# Zeikos, ever heard of them?



## BenD

Hi all,

Just joined the forum.  Bought my first SLR- Canon EOS T1i Kit with 18-55 IS and 55-250 IS lens.

Along with the kit, I got several other accessories.  Two filters billed as "58 mm UV Digital Multicoated Professional High Defenition Filter.  Are there such things? That is, High Defenition lens/filters?  I'm asking because I"m not sure if I got duped into paying an extrra $100 for such.  I called Canon and they don't sell such filters.  Of course, this is a thrid party filter.  I think the brand is Zeikos.  

Speaking of Zeikos, it seems that most of my non-OEM accessories, from 2x telephoto lens to tripod is made by this company.  In my opinion, it looks second class.  Has anyone heard of Zeikos and what is your opinion on their products?

Thanks!!!


----------



## Derrel

"Zeikos"...hmm..probably trying to trade on the subconscious name familiarity of the Olympus line of "Zuiko" lenses. Olympus has long called its lenses Zuiko this and Zuiko that, just as Nikon has called its lenses "Nikkor", like the Nikkor 50mm f/1.8 AF-D, or the Nikkor 300mm f/4 AF-S, and so on.

I think your own use of the word "duped" fits this situation quite well...there is no such thing as a UV digital multicoated high definition filter. Filters are one of the camera retailing business' LARGEST markup segments, sort of the dirty little secret of the camera business.  A filter that wholesales for $5 can be marked up to $29.95 or $39.95, or much,much higher. This is one way cut-rate dealers can offer low prices, or just normal,fair MAP prices, but still manage to boost their bottom line by selling discount items at hugely over-inflated markups.
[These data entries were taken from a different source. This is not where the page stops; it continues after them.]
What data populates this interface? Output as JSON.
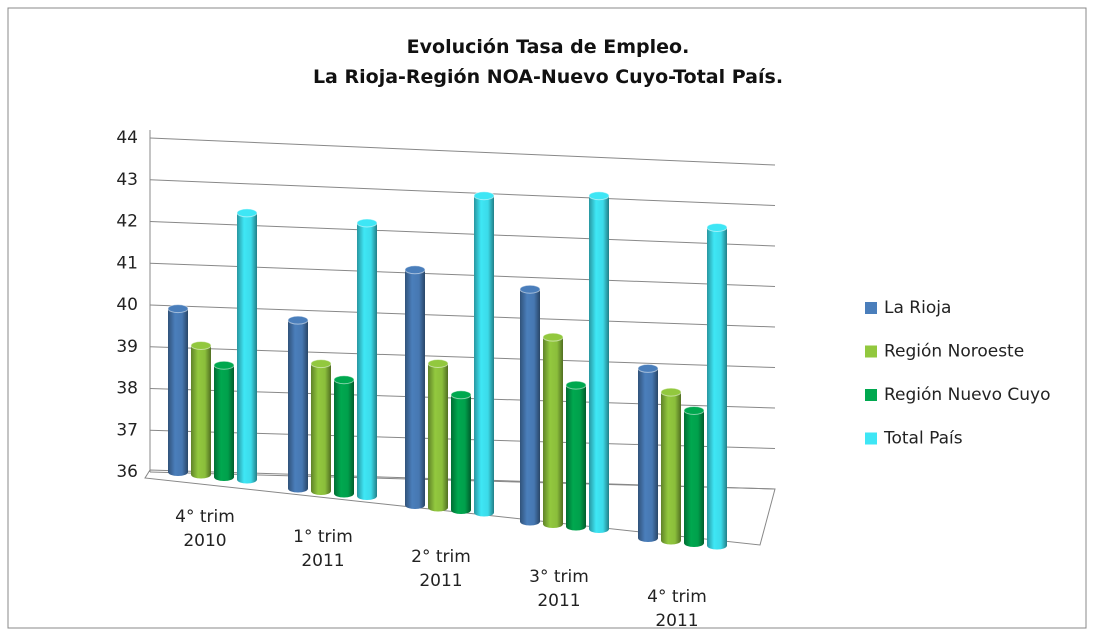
{
  "chart_data": {
    "type": "bar3d",
    "title": "Evolución Tasa de Empleo.",
    "subtitle": "La Rioja-Región NOA-Nuevo Cuyo-Total País.",
    "categories": [
      "4° trim 2010",
      "1° trim 2011",
      "2° trim 2011",
      "3° trim 2011",
      "4° trim 2011"
    ],
    "series": [
      {
        "name": "La Rioja",
        "color": "#4a7ebb",
        "values": [
          39.8,
          39.7,
          40.9,
          40.6,
          39.2
        ]
      },
      {
        "name": "Región Noroeste",
        "color": "#92c83e",
        "values": [
          39.0,
          38.8,
          39.0,
          39.7,
          38.8
        ]
      },
      {
        "name": "Región Nuevo Cuyo",
        "color": "#00a84f",
        "values": [
          38.6,
          38.5,
          38.4,
          38.8,
          38.5
        ]
      },
      {
        "name": "Total País",
        "color": "#3ee6f5",
        "values": [
          42.2,
          42.0,
          42.6,
          42.6,
          42.0
        ]
      }
    ],
    "ylim": [
      36,
      44
    ],
    "yticks": [
      36,
      37,
      38,
      39,
      40,
      41,
      42,
      43,
      44
    ],
    "grid": true,
    "legend": "right"
  }
}
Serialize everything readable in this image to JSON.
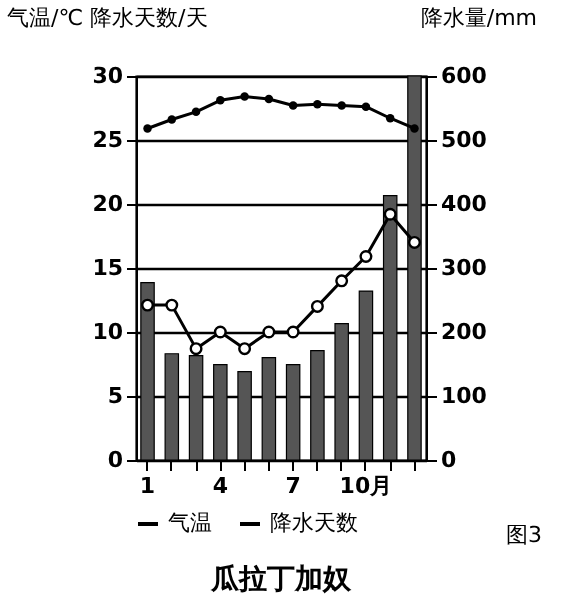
{
  "chart_data": {
    "type": "bar",
    "title": "瓜拉丁加奴",
    "ylabel": "气温/℃ 降水天数/天",
    "y2label": "降水量/mm",
    "annotations": [
      "图3"
    ],
    "categories": [
      "1",
      null,
      null,
      "4",
      null,
      null,
      "7",
      null,
      null,
      "10月",
      null,
      null
    ],
    "ylim": [
      0,
      30
    ],
    "yticks": [
      0,
      5,
      10,
      15,
      20,
      25,
      30
    ],
    "y2lim": [
      0,
      600
    ],
    "y2ticks": [
      0,
      100,
      200,
      300,
      400,
      500,
      600
    ],
    "grid": "y",
    "legend": "bottom",
    "series": [
      {
        "axis": "y2",
        "color": "#555555",
        "values": [
          277,
          166,
          163,
          149,
          138,
          160,
          149,
          171,
          213,
          264,
          413,
          600
        ]
      },
      {
        "type": "line",
        "name": "气温",
        "color": "#000000",
        "marker": "circle",
        "values": [
          25.9,
          26.6,
          27.2,
          28.1,
          28.4,
          28.2,
          27.7,
          27.8,
          27.7,
          27.6,
          26.7,
          25.9
        ]
      },
      {
        "type": "line",
        "name": "降水天数",
        "color": "#000000",
        "marker": "circle",
        "values": [
          12.1,
          12.1,
          8.7,
          10.0,
          8.7,
          10.0,
          10.0,
          12.0,
          14.0,
          15.9,
          19.2,
          17.0
        ]
      }
    ]
  }
}
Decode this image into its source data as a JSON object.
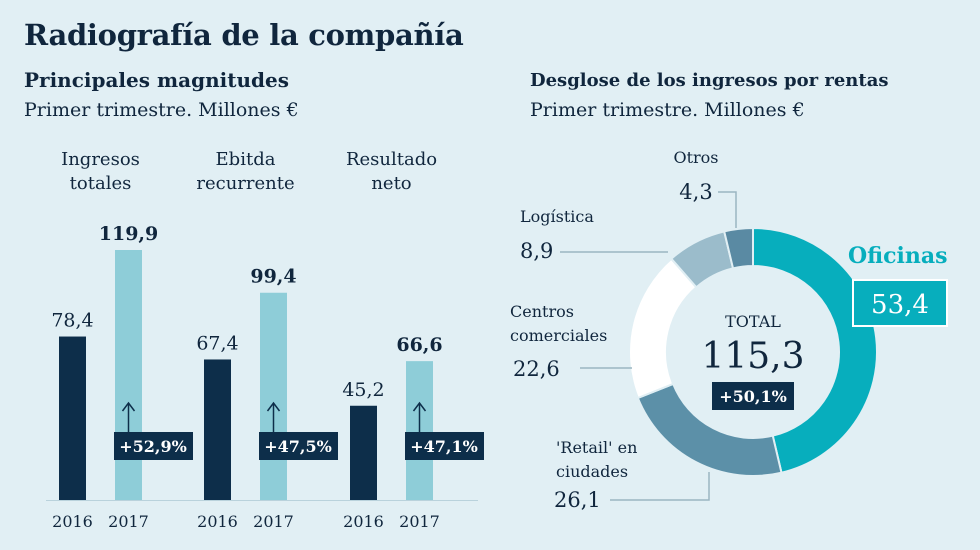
{
  "title": "Radiografía de la compañía",
  "left_panel": {
    "title": "Principales magnitudes",
    "subtitle": "Primer trimestre. Millones €"
  },
  "right_panel": {
    "title": "Desglose de los ingresos por rentas",
    "subtitle": "Primer trimestre. Millones €"
  },
  "colors": {
    "background": "#e1eff4",
    "bar_2016": "#0d2e4a",
    "bar_2017": "#8ecdd8",
    "badge": "#0d2e4a",
    "oficinas": "#07aebd",
    "retail": "#5c90a8",
    "centros": "#ffffff",
    "logistica": "#9bbccb",
    "otros": "#5a8aa3"
  },
  "chart_data": [
    {
      "type": "bar",
      "groups": [
        {
          "label": "Ingresos totales",
          "label_lines": [
            "Ingresos",
            "totales"
          ],
          "values": [
            78.4,
            119.9
          ],
          "value_labels": [
            "78,4",
            "119,9"
          ],
          "change": "+52,9%"
        },
        {
          "label": "Ebitda recurrente",
          "label_lines": [
            "Ebitda",
            "recurrente"
          ],
          "values": [
            67.4,
            99.4
          ],
          "value_labels": [
            "67,4",
            "99,4"
          ],
          "change": "+47,5%"
        },
        {
          "label": "Resultado neto",
          "label_lines": [
            "Resultado",
            "neto"
          ],
          "values": [
            45.2,
            66.6
          ],
          "value_labels": [
            "45,2",
            "66,6"
          ],
          "change": "+47,1%"
        }
      ],
      "categories": [
        "2016",
        "2017"
      ],
      "ylim": [
        0,
        119.9
      ]
    },
    {
      "type": "pie",
      "donut": true,
      "center_label": "TOTAL",
      "total": "115,3",
      "total_change": "+50,1%",
      "slices": [
        {
          "name": "Oficinas",
          "value": 53.4,
          "value_label": "53,4"
        },
        {
          "name": "'Retail' en ciudades",
          "name_lines": [
            "'Retail' en",
            "ciudades"
          ],
          "value": 26.1,
          "value_label": "26,1"
        },
        {
          "name": "Centros comerciales",
          "name_lines": [
            "Centros",
            "comerciales"
          ],
          "value": 22.6,
          "value_label": "22,6"
        },
        {
          "name": "Logística",
          "name_lines": [
            "Logística"
          ],
          "value": 8.9,
          "value_label": "8,9"
        },
        {
          "name": "Otros",
          "name_lines": [
            "Otros"
          ],
          "value": 4.3,
          "value_label": "4,3"
        }
      ]
    }
  ]
}
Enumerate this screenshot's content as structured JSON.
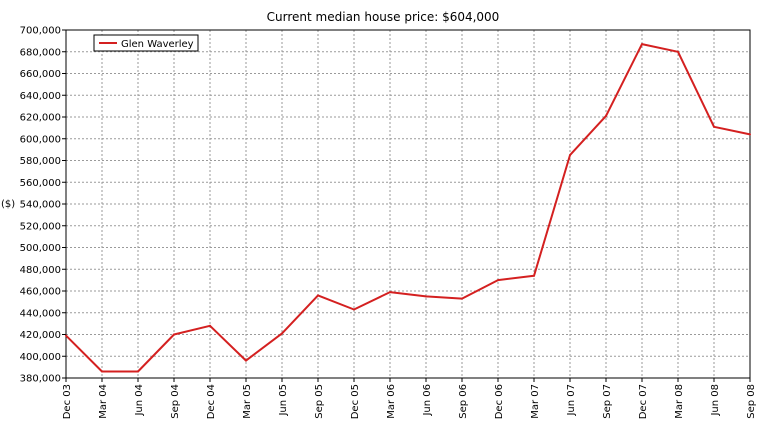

There are indeed, entire "brands" of inexpensive accesories, often made by an offshore (mainland China, Taiwan, Malaysia,etc) OEM maker that sells the identical accessories to multiple retail outlets to be sold under a so-called "brand name". The use of Zeikos is almost certainly trying to trade on the name of Zuiko, from Olympus.

Like my iPad mP3 player, or my Sonee Diskmun, or my Nokiio phone...


----------



## sapiente

here are some comments on a Zeikos product: Flickr: Discussing Zeikos ZE-NBG300 Review in Nikon D300 Users


----------



## climbhigh4fun

In response to your question on Zeikos products including filters, 2x telephoto extenders, tripods and other gear.  I have a number of their products and they all seem to be well made.  Although made in China, they are an American product and most have a lifetime guarantee.  The filters are I would say average, 2x telephoto extender I would rate at above average, tripods as average or slightly above average.  Of course they can't compete with say Hoya filters, but they do a pretty good job, especially the CPL filter


----------



## Deb Miller

BenD said:


> Hi all,
> 
> Just joined the forum.  Bought my first SLR- Canon EOS T1i Kit with 18-55 IS and 55-250 IS lens.
> 
> Along with the kit, I got several other accessories.  Two filters billed as "58 mm UV Digital Multicoated Professional High Defenition Filter.  Are there such things? That is, High Defenition lens/filters?  I'm asking because I"m not sure if I got duped into paying an extrra $100 for such.  I called Canon and they don't sell such filters.  Of course, this is a thrid party filter.  I think the brand is Zeikos.
> 
> Speaking of Zeikos, it seems that most of my non-OEM accessories, from 2x telephoto lens to tripod is made by this company.  In my opinion, it looks second class.  Has anyone heard of Zeikos and what is your opinion on their products?
> 
> Thanks!!!


I have heard of Zeikos and was looking at a lens or two from them, and saw reviews and now I'm curious so I finally ordered one.  
But even above that I was trying to figure out why the named seemed connected to good lenses... well, then 
I figured it out.. ZEISS!  Zeiss is the high quality lens product that my brain was associating it with.  
I finally ordered a Zeikos and will let you know what I think of it after I get it and try it out.


----------



## Deb Miller

climbhigh4fun said:


> In response to your question on Zeikos products including filters, 2x telephoto extenders, tripods and other gear.  I have a number of their products and they all seem to be well made.  Although made in China, they are an American product and most have a lifetime guarantee.  The filters are I would say average, 2x telephoto extender I would rate at above average, tripods as average or slightly above average.  Of course they can't compete with say Hoya filters, but they do a pretty good job, especially the CPL filter


thanks for your comments because this helped me a lot.


----------



## KmH

I had a Zeikos vertical grip on a Nikon D300.
It worked fine and looked just like a Nikon vertical grip.
The difference was the Zeikos grip had a plastic body while the Nikon grip had a metal body.
Consequently the Zeikos grip had a lower price than the Nikon grip.


----------